Other maps will be constructed through the universal properties in the relevant categories. (I am not comfortable using the notation $A+B$ for the coproduct of two sets $A$ and $B$. In my notation, $A\sqcup B$ is the coproduct.) The same proof works if $\mathbf{Monoids}$ is replaced by any concrete category that admits all free objects and coproducts (or at least, that the sets $A$, $B$, and $A\sqcup B$ are bases of some free objects $M(A)$, $M(B)$, and $M(A\sqcup B)$ in the target category).
We have two functions $a\circ\eta_A: A\to N$ and $b\circ\eta_B:B\to N$. By the universality of coproduct in $\mathbf{Sets}$, $a$ and $b$ uniquely induce $\gamma:A\sqcup B\to N$. That is, $$a\circ\eta_A = \gamma\circ i_A\text{ and }b\circ\eta_B=\gamma\circ i_B\,.$$
By the universality of free objects in $\mathbf{Monoids}$, we have a unique monoid morphism $c:M(A\sqcup B)\to N$ through which $\gamma$ factors.
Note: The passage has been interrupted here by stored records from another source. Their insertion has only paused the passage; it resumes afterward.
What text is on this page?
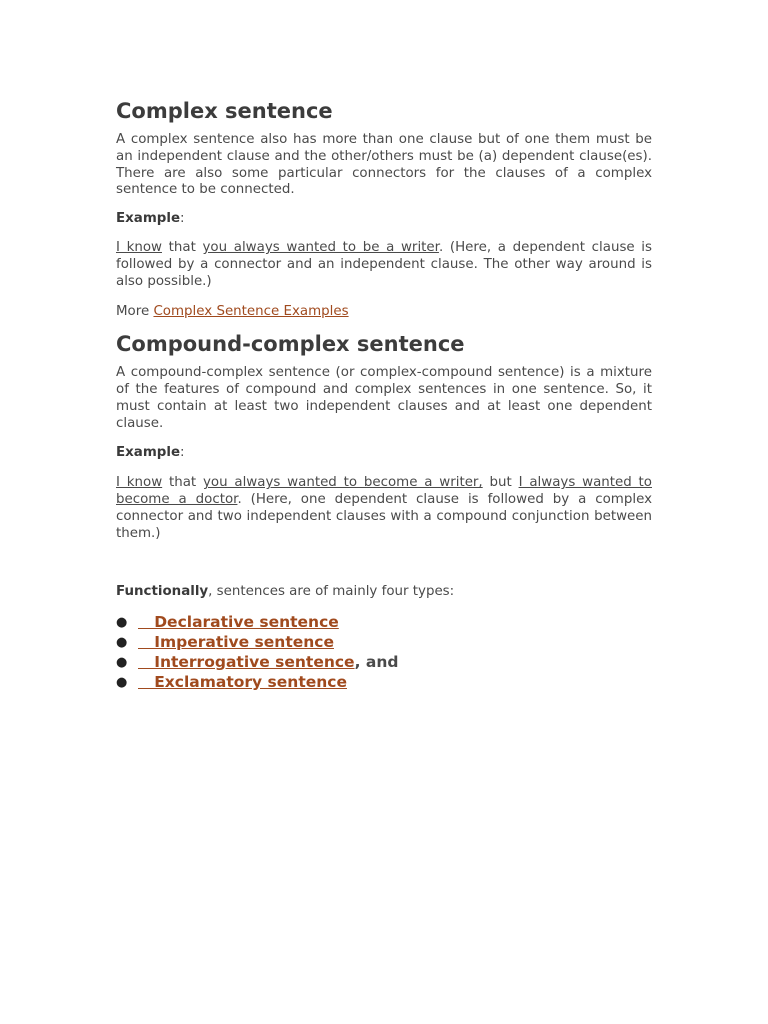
Complex sentence

A complex sentence also has more than one clause but of one them must be an independent clause and the other/others must be (a) dependent clause(es). There are also some particular connectors for the clauses of a complex sentence to be connected.

Example:

I know that you always wanted to be a writer. (Here, a dependent clause is followed by a connector and an independent clause. The other way around is also possible.)

More Complex Sentence Examples

Compound-complex sentence

A compound-complex sentence (or complex-compound sentence) is a mixture of the features of compound and complex sentences in one sentence. So, it must contain at least two independent clauses and at least one dependent clause.

Example:

I know that you always wanted to become a writer, but I always wanted to become a doctor. (Here, one dependent clause is followed by a complex connector and two independent clauses with a compound conjunction between them.)

Functionally, sentences are of mainly four types:

● Declarative sentence
● Imperative sentence
● Interrogative sentence, and
● Exclamatory sentence
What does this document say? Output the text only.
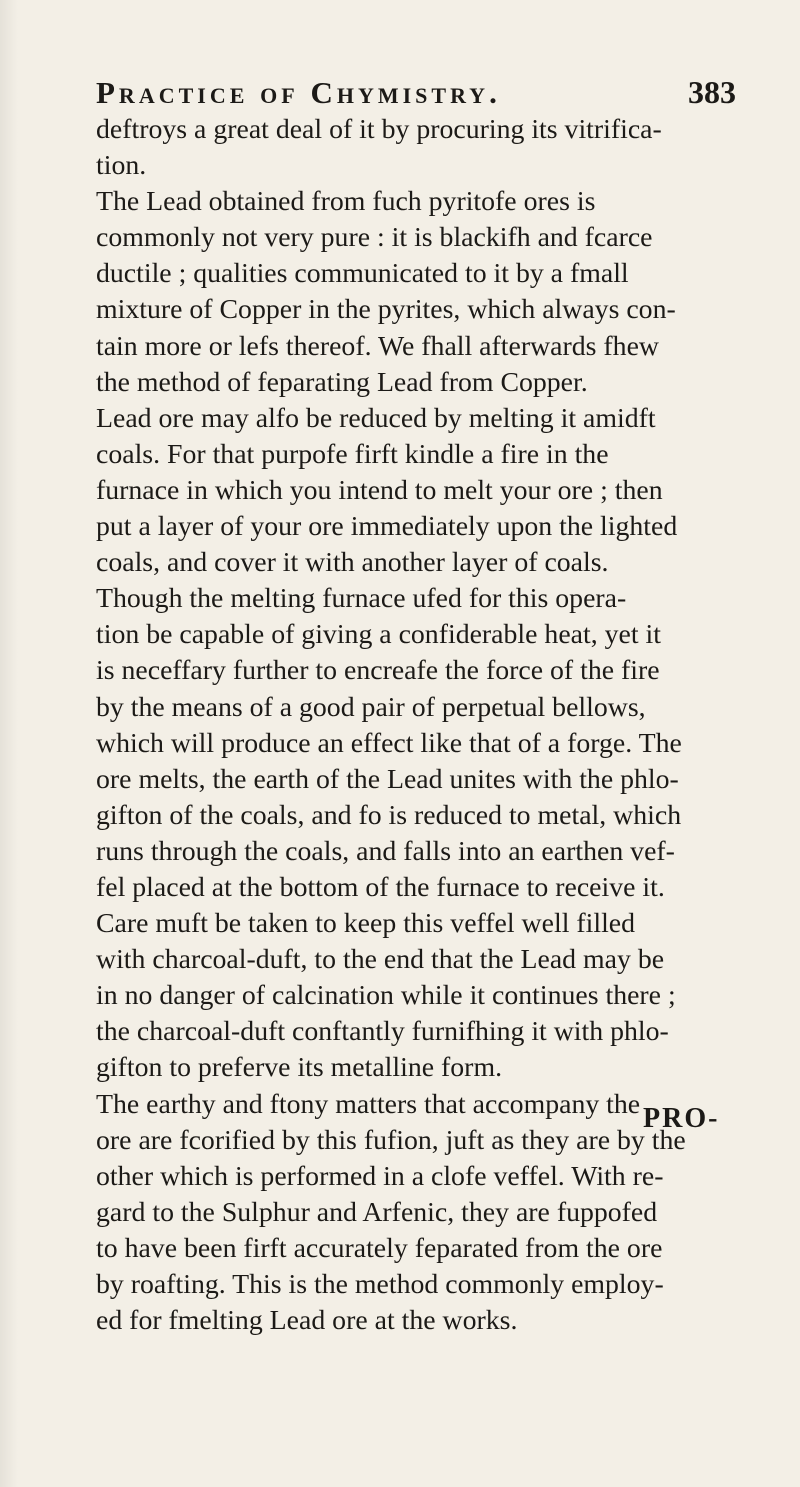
Practice of Chymistry.	383
deftroys a great deal of it by procuring its vitrifica-
tion.
The Lead obtained from fuch pyritofe ores is
commonly not very pure : it is blackifh and fcarce
ductile ; qualities communicated to it by a fmall
mixture of Copper in the pyrites, which always con-
tain more or lefs thereof. We fhall afterwards fhew
the method of feparating Lead from Copper.
Lead ore may alfo be reduced by melting it amidft
coals. For that purpofe firft kindle a fire in the
furnace in which you intend to melt your ore ; then
put a layer of your ore immediately upon the lighted
coals, and cover it with another layer of coals.
Though the melting furnace ufed for this opera-
tion be capable of giving a confiderable heat, yet it
is neceffary further to encreafe the force of the fire
by the means of a good pair of perpetual bellows,
which will produce an effect like that of a forge. The
ore melts, the earth of the Lead unites with the phlo-
gifton of the coals, and fo is reduced to metal, which
runs through the coals, and falls into an earthen vef-
fel placed at the bottom of the furnace to receive it.
Care muft be taken to keep this veffel well filled
with charcoal-duft, to the end that the Lead may be
in no danger of calcination while it continues there ;
the charcoal-duft conftantly furnifhing it with phlo-
gifton to preferve its metalline form.
The earthy and ftony matters that accompany the
ore are fcorified by this fufion, juft as they are by the
other which is performed in a clofe veffel. With re-
gard to the Sulphur and Arfenic, they are fuppofed
to have been firft accurately feparated from the ore
by roafting. This is the method commonly employ-
ed for fmelting Lead ore at the works.
PRO-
In other words, $$\gamma=c\circ\eta_{A\sqcup B}\,.$$ It remains to show that $c$ makes the diagram commutative.
We have a function $\eta_{A\sqcup B}\circ i_A:A\to M(A\sqcup B)$, which induces a unique monoid morphism $\iota_A:M(A)\to M(A\sqcup B)$ by the universality of free objects in $\mathbf{Monoids}$. That is, $$\iota_A\circ \eta_A=\eta_{A\sqcup B}\circ i_A\,.$$ Similarly, we have a unique monoid morphism $\iota_B:M(B)\to M(A\sqcup B)$. Likewise, $$\iota_B\circ \eta_B=\eta_{A\sqcup B}\circ i_B\,.$$
Consequently, $$(c\circ \eta_{A\sqcup B})\circ i_A=c\circ\left(\eta_{A\sqcup B}\circ i_A\right)=c\circ (\iota_A\circ\eta_A)=(c\circ \iota_A)\circ \eta_A\,.$$ However, $$(c\circ \eta_{A\sqcup B})\circ i_A=\gamma\circ i_A=a\circ \eta_A\,.$$ Thus, $\eta_A$ is an equilizer of the diagram $$A\underset{\eta_A}{\to} M(A)\underset{a}{\overset{c\circ \iota_A}{\rightrightarrows}}N\,.$$ Using the universality of free objects in $\mathbf{Monoids}$, we conclude that $$c\circ\iota_A=a\,.$$ Similarly, $$c\circ\iota_B=b\,.$$ Therefore, $M(A\sqcup B)$ together with $\iota_A:M(A)\to M(A\sqcup B)$ and $\iota_B:M(B)\to M(A\sqcup B)$ is the coproduct of $M(A)$ and $M(B)$.